He was the king of the kiss-and-tell and the breaker of reputations. A man who kept his own secrets under lock and key, while entertaining the UK national press with an endless supply of explosive celebrity scandals.
At the height of his influence, Max Clifford boasted that he kept more revelations out of the public eye than he put in as he became the A-list poacher-turned-gamekeeper.
However, on Monday the public relations man became one of those stories he might have fought to keep quiet when he was convicted of eight charges of indecent assault. He was acquitted of two others and the jury could not decide on one further count.
Clifford set up his eponymous PR agency in central London in 1970, aged 27, and became a household name for his involvement in the lives of the rich and influential.
He also became a patron of countless charities and privately brokered his £1 million (US$1.6 million) settlement with Rupert Murdoch’s newspaper group over alleged phone hacking by the News of the World.
In all this time, Clifford’s criminal abuses were kept hidden from the public gaze. His devastating secret began to unravel in November 2012 when, amid the revelations about Jimmy Savile, a number of women finally made complaints to the police.
Clifford was arrested on Dec. 6, 2012, at his £3 million mansion in Hersham, Surrey, where detectives made a discovery that was to be key to his prosecution.
In a bedside table, Clifford kept a letter he had received in 2011 from a girl who wrote in vivid detail about the sexual abuse she had suffered at his hands 35 years ago.

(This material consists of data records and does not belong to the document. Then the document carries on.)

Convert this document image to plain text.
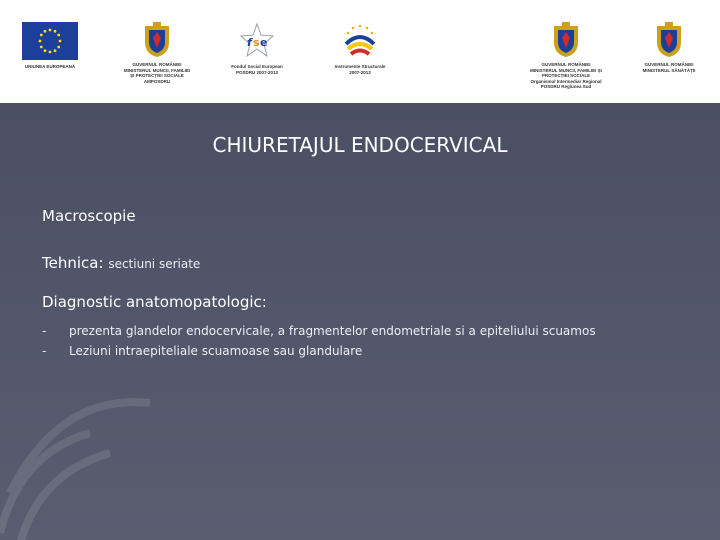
UNIUNEA EUROPEANĂ	GUVERNUL ROMÂNIEI
MINISTERUL MUNCII, FAMILIEI
ȘI PROTECȚIEI SOCIALE
AMPOSDRU
f s e
Fondul Social European
POSDRU 2007-2013
Instrumente Structurale
2007-2013
GUVERNUL ROMÂNIEI
MINISTERUL MUNCII, FAMILIEI ȘI
PROTECȚIEI SOCIALE
Organismul Intermediar Regional
POSDRU Regiunea Sud
GUVERNUL ROMÂNIEI
MINISTERUL SĂNĂTĂȚII
CHIURETAJUL ENDOCERVICAL
Macroscopie
Tehnica: sectiuni seriate
Diagnostic anatomopatologic:
-	prezenta glandelor endocervicale, a fragmentelor endometriale si a epiteliului scuamos
-	Leziuni intraepiteliale scuamoase sau glandulare
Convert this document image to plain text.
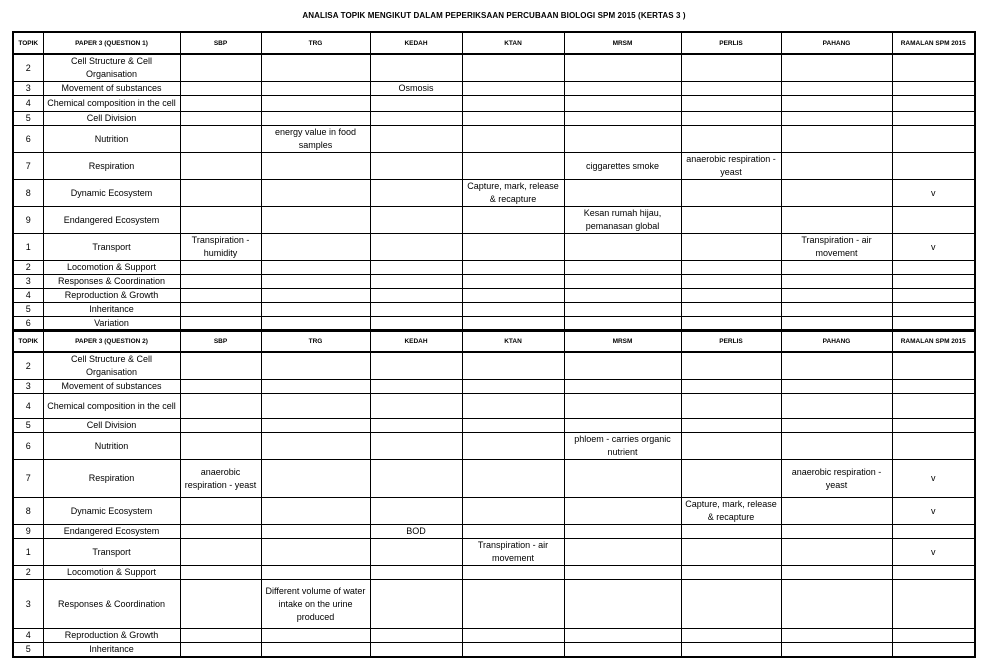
ANALISA TOPIK MENGIKUT DALAM PEPERIKSAAN PERCUBAAN BIOLOGI SPM 2015 (KERTAS 3 )
TOPIK	PAPER 3 (QUESTION 1)	SBP	TRG	KEDAH	KTAN	MRSM	PERLIS	PAHANG	RAMALAN SPM 2015
2	Cell Structure & Cell Organisation								
3	Movement of substances			Osmosis					
4	Chemical composition in the cell								
5	Cell Division								
6	Nutrition		energy value in food samples						
7	Respiration					ciggarettes smoke	anaerobic respiration - yeast		
8	Dynamic Ecosystem				Capture, mark, release & recapture				v
9	Endangered Ecosystem					Kesan rumah hijau, pemanasan global			
1	Transport	Transpiration - humidity						Transpiration - air movement	v
2	Locomotion & Support								
3	Responses & Coordination								
4	Reproduction & Growth								
5	Inheritance								
6	Variation								
TOPIK	PAPER 3 (QUESTION 2)	SBP	TRG	KEDAH	KTAN	MRSM	PERLIS	PAHANG	RAMALAN SPM 2015
2	Cell Structure & Cell Organisation								
3	Movement of substances								
4	Chemical composition in the cell								
5	Cell Division								
6	Nutrition					phloem - carries organic nutrient			
7	Respiration	anaerobic respiration - yeast						anaerobic respiration - yeast	v
8	Dynamic Ecosystem						Capture, mark, release & recapture		v
9	Endangered Ecosystem			BOD					
1	Transport				Transpiration - air movement				v
2	Locomotion & Support								
3	Responses & Coordination		Different volume of water intake on the urine produced						
4	Reproduction & Growth								
5	Inheritance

In the 900-word letter, the woman wrote that Clifford had made her life a “living hell,” to the point where she had contemplated suicide and relied on counseling.

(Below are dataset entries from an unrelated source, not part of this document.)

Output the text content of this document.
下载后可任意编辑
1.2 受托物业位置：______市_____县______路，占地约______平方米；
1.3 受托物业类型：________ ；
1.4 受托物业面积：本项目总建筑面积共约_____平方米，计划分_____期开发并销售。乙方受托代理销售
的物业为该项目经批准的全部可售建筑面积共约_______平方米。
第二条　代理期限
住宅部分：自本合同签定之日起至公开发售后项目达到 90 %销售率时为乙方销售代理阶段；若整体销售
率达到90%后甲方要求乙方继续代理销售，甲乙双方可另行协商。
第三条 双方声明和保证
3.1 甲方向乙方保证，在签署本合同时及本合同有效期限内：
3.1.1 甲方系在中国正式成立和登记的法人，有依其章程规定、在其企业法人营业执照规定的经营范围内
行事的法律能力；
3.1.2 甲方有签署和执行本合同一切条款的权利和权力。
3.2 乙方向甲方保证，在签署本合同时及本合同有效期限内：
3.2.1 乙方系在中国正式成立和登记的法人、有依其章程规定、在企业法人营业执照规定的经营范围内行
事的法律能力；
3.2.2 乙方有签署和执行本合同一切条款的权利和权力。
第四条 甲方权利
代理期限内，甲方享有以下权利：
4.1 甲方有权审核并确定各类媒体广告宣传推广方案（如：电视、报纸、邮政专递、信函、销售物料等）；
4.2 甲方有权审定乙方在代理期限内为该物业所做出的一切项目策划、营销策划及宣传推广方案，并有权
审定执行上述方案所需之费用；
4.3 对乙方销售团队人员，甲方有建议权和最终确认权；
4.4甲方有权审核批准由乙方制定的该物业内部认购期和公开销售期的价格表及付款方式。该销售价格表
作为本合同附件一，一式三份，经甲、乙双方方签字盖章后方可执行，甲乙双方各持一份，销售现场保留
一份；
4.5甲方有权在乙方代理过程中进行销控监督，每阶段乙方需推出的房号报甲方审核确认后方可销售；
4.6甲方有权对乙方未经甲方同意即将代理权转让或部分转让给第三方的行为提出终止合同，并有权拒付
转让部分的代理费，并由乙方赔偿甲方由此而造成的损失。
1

“I had no one to turn to. You were very clever. ‘A+’ in grooming children. How proud you must be,” she wrote.
On March 12 this year, the woman behind the letter, now 51, told Southwark crown court that Clifford had groomed her for months after befriending her parents in Spain in 1977.
The woman was one of seven complainants who gave evidence in Clifford’s trial, with a further six who testified as witnesses for the prosecution.

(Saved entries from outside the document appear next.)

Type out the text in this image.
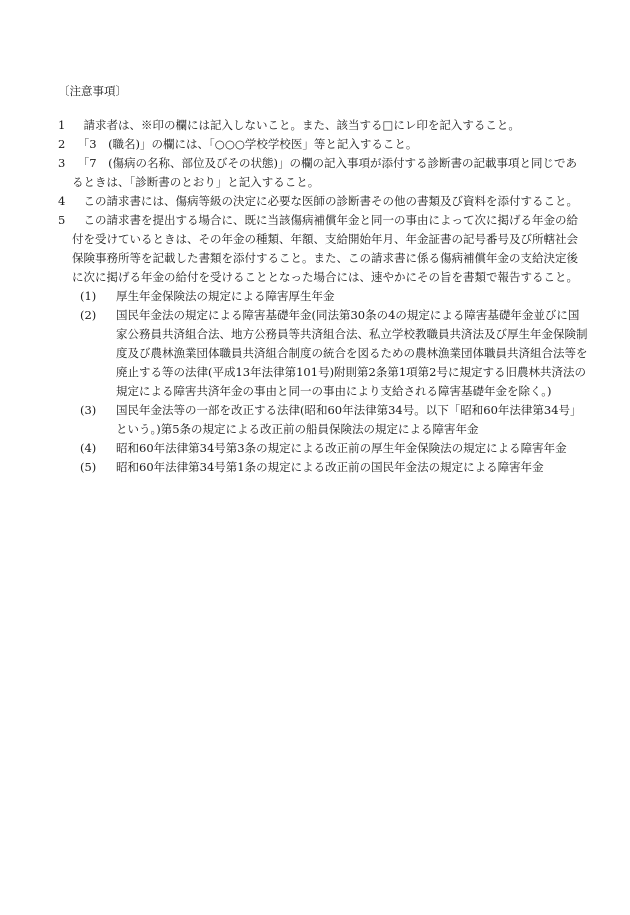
〔注意事項〕
1　請求者は、※印の欄には記入しないこと。また、該当する□にレ印を記入すること。
2　「3　(職名)」の欄には、「○○○学校学校医」等と記入すること。
3　「7　(傷病の名称、部位及びその状態)」の欄の記入事項が添付する診断書の記載事項と同じであるときは、「診断書のとおり」と記入すること。
4　この請求書には、傷病等級の決定に必要な医師の診断書その他の書類及び資料を添付すること。
5　この請求書を提出する場合に、既に当該傷病補償年金と同一の事由によって次に掲げる年金の給付を受けているときは、その年金の種類、年額、支給開始年月、年金証書の記号番号及び所轄社会保険事務所等を記載した書類を添付すること。また、この請求書に係る傷病補償年金の支給決定後に次に掲げる年金の給付を受けることとなった場合には、速やかにその旨を書類で報告すること。
(1)	厚生年金保険法の規定による障害厚生年金
(2)	国民年金法の規定による障害基礎年金(同法第30条の4の規定による障害基礎年金並びに国家公務員共済組合法、地方公務員等共済組合法、私立学校教職員共済法及び厚生年金保険制度及び農林漁業団体職員共済組合制度の統合を図るための農林漁業団体職員共済組合法等を廃止する等の法律(平成13年法律第101号)附則第2条第1項第2号に規定する旧農林共済法の規定による障害共済年金の事由と同一の事由により支給される障害基礎年金を除く。)
(3)	国民年金法等の一部を改正する法律(昭和60年法律第34号。以下「昭和60年法律第34号」という。)第5条の規定による改正前の船員保険法の規定による障害年金
(4)	昭和60年法律第34号第3条の規定による改正前の厚生年金保険法の規定による障害年金
(5)	昭和60年法律第34号第1条の規定による改正前の国民年金法の規定による障害年金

Clifford’s reputation was shattered by increasingly sordid and distressing stories about his sexual behavior and a bizarre obsession with the size of his penis.
He admitted having extramarital affairs and being the ringmaster of sex parties involving “good honest filth for adults old enough to know what they are doing.”
The sexual assault claims were “utterly revolting — utterly, utterly disgusting lies,” Clifford insisted.
However, the jury refused to be dazzled by the sharply dressed 71-year-old, deciding that Clifford was beyond all reasonable doubt a “master in the art of intimidation and manipulation,” who sexually abused starstruck teenagers while promising them a life of fame and fortune.